Comment -Telegraph View
April 16, 2009
For more than two days, with apparent impunity, a small group of fishermen caused total chaos.
French trawlermen have lifted their blockade of the Channel ports while they consider an offer from their government of compensation for lost fishing rights. There is, however, no suggestion that compensation will be paid to the holidaymakers, lorry drivers and shipping businesses whose transport arrangements were disrupted by the action. There are, nowadays, alternatives to travelling to France by sea, but the ferries remain a vital link between Britain and the Continent. Yet for more than two days, with apparent impunity, a small group of fishermen caused total chaos, preventing thousands of people from getting home or conducting their business.
There is a well-known anarcho-syndicalist tradition of direct action in France; but just because it has a characteristically Gallic touch does not make it any more tolerable. There has not, to our knowledge, been a single word uttered by the British government in condemnation of this blockade. While it was under way, the two governments managed to issue a joint statement about Sri Lanka, but not about an issue of direct interest to both countries.

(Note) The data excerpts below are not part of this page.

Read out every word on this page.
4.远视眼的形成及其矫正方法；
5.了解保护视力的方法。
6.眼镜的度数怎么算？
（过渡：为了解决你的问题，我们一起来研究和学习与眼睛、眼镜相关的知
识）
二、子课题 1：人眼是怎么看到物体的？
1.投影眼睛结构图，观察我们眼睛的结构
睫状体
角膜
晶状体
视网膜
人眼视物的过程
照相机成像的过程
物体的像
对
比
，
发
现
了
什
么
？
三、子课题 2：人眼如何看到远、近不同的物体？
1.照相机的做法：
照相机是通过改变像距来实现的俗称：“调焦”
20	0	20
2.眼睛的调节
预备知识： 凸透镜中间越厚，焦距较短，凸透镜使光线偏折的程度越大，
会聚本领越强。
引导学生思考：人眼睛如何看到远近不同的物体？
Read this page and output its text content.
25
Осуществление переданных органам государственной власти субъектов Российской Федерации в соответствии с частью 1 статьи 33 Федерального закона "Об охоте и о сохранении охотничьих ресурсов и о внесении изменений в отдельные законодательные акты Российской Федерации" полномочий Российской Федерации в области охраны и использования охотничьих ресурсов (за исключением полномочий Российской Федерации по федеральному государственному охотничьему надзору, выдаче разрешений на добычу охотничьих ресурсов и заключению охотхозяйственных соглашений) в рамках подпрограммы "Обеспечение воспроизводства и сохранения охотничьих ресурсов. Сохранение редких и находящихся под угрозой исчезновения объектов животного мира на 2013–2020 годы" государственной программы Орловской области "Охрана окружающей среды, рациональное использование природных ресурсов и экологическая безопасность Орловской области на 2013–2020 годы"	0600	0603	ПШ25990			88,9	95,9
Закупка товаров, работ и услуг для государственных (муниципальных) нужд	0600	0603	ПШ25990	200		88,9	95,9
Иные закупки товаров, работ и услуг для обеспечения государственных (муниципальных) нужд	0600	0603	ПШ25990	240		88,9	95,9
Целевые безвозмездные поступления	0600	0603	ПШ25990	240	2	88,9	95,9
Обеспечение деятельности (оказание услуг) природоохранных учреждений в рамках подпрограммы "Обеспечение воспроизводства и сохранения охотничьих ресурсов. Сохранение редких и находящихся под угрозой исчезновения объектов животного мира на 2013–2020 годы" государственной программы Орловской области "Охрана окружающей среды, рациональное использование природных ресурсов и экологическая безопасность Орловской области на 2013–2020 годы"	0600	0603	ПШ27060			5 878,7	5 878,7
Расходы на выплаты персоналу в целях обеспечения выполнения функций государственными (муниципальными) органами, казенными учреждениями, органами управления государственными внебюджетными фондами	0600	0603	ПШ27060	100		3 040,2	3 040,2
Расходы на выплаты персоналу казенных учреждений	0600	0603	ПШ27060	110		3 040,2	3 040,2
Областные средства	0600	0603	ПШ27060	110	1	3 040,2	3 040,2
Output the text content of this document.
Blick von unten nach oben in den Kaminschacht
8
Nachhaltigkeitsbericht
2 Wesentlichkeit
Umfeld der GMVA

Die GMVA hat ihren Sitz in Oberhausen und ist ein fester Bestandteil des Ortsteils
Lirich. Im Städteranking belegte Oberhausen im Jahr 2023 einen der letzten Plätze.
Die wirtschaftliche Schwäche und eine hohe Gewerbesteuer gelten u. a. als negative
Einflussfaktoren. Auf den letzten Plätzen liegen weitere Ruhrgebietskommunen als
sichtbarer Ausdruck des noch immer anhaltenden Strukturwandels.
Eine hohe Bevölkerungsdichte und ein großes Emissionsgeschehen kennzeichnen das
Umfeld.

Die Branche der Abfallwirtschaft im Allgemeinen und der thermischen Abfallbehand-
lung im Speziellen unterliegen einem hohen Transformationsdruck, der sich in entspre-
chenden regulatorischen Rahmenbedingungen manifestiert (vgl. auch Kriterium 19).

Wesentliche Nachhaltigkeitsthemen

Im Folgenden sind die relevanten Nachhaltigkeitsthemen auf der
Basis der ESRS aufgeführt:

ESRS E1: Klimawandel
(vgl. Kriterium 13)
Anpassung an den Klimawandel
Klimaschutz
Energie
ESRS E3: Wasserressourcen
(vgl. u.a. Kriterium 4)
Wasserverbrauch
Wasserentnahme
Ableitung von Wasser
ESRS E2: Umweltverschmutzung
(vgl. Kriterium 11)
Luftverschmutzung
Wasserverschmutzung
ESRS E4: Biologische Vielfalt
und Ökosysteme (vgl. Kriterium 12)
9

The problem with the ferry blockade is that we all know that either it will resume if the trawlermen do not get their way or, later in the summer, farmers or other disgruntled workers will prevent road access to the ports just in time for the holiday season. The free movement of services around the EU is supposed to be policed by the European Commission. Yet there has not been a word from them, either. In the past, France has managed to escape fines that were imposed for restraint of trade, notably when Paris refused to reopen its markets to British beef after the BSE scare. France must recognise there is a price to pay for allowing international waterways to be blockaded in this way.